Data has emerged as a vital resource since AI transforms the digital landscape with advanced models and algorithms. Large language models like OpenAI’s ChatGPT rely heavily on vast data volumes, intensifying demand in the data analytics industry, which was valued at $41.05 billion in 2022 and is expected to surge to $279.21 billion by 2030, with a 27.3% annual growth rate. Yet, ethical concerns around data collection are gaining attention, particularly from former OpenAI researcher Suchir Balaji, who warns that OpenAI’s practices may be “destroying” the internet and infringing on copyright laws.
Suchir left OpenAI in August 2023 due to ethical concerns. According to his LinkedIn profile, Balaji’s work spanned several key areas, including post-training for ChatGPT, reasoning algorithms, and reinforcement learning. As OpenAI’s data-driven generative AI (GenAI) models evolved, Balaji grew increasingly troubled by the broader impacts of these technologies on digital ecosystems and user-generated content. He noted in interviews with The New York Times, “If you believe what I believe, you have to just leave the company.”
Balaji went on to publish an article on his website explaining his views. He argued that GenAI, particularly OpenAI’s models, erodes the foundational structure of the internet, especially within open-source communities, where participation is dwindling as users turn to AI for answers instead of human interactions. As a published AI expert with over 8,000 citations, Balaji is well-versed in the technical intricacies of AI. His post, titled When Does Generative AI Qualify for Fair Use?, asserts that GenAI tools fall short of fair use standards, as they reformat and alter existing content without truly transforming it.
Balaji further argues that GenAI poses a risk to content creators by substituting human work and reducing the availability of original data for future AI training. This issue, he explains, leads to errors in these large language models (LLMs), where AI systems can fabricate “hallucinations” and output nonsensical information. Balaji asserts that no fair use justification can adequately defend models like ChatGPT, especially given the financial impacts on creators.
“This is not a sustainable model for the internet ecosystem as a whole,” he stated in his New York Times interview.
In response, OpenAI firmly rejected Balaji’s criticisms, saying, “We build our AI models using publicly available data, in a manner protected by fair use and related principles, and supported by longstanding and widely accepted legal precedents.” The company emphasized that its approach to data use is fair, fostering innovation and competitiveness in the U.S. market.

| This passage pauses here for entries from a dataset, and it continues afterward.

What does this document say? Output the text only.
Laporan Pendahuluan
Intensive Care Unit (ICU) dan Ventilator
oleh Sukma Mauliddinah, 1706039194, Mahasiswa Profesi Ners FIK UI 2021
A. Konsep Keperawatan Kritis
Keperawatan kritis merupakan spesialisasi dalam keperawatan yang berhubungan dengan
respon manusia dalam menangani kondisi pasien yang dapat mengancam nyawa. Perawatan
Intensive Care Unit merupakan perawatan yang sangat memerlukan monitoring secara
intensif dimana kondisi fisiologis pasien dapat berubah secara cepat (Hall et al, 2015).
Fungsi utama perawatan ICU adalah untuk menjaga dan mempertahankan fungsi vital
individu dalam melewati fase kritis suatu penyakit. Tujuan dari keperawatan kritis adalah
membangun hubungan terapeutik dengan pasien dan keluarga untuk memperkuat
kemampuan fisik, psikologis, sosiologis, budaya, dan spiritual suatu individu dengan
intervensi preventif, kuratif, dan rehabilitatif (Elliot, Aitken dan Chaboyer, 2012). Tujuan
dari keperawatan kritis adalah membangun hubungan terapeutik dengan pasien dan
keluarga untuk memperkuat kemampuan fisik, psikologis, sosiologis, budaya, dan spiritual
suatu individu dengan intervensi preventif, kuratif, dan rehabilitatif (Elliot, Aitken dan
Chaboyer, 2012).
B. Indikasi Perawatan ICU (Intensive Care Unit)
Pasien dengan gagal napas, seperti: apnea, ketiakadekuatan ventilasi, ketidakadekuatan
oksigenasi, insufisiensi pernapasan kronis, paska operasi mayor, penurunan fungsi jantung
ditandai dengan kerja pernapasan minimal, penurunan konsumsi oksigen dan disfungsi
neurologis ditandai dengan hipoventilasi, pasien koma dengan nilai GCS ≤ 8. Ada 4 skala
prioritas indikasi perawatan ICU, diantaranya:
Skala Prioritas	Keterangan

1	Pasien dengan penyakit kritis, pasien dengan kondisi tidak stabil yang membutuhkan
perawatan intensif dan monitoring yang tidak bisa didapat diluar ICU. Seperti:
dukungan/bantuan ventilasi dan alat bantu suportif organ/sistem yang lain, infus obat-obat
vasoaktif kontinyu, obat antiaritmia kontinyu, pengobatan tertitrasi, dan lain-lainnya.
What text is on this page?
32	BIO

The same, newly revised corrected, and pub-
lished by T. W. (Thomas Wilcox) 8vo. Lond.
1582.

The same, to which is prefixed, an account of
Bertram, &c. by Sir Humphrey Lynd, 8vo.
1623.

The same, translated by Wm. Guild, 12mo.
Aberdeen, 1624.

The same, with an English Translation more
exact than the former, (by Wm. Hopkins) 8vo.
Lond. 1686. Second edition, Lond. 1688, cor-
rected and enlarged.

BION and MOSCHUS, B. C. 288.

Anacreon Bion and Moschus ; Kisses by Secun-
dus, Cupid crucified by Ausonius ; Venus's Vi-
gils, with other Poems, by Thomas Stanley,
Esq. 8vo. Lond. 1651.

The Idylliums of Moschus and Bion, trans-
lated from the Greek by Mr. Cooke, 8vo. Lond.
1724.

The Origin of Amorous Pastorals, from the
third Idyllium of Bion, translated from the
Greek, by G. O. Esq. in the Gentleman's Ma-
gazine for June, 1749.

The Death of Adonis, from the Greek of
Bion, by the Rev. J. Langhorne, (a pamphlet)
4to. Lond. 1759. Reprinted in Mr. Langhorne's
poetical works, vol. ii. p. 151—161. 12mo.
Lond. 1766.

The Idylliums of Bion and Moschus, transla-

Despite OpenAI’s stance, the company faces several legal disputes, including a significant lawsuit from The New York Times, which accuses OpenAI and its partner Microsoft of exploiting the newspaper’s content without compensation. The complaint alleges that these companies “seek to free-ride on The Times’s massive investment in its journalism” by creating AI-driven products that draw audiences away from the original publisher.
Additionally, other news outlets, along with YouTube creators, actors, authors, and the Center for Investigative Reporting, have filed similar copyright infringement suits against OpenAI.
Intellectual property lawyer Bradley J. Hulbert expressed that existing intellectual property laws lag behind AI developments, noting, “Given that AI is evolving so quickly, it is time for Congress to step in.”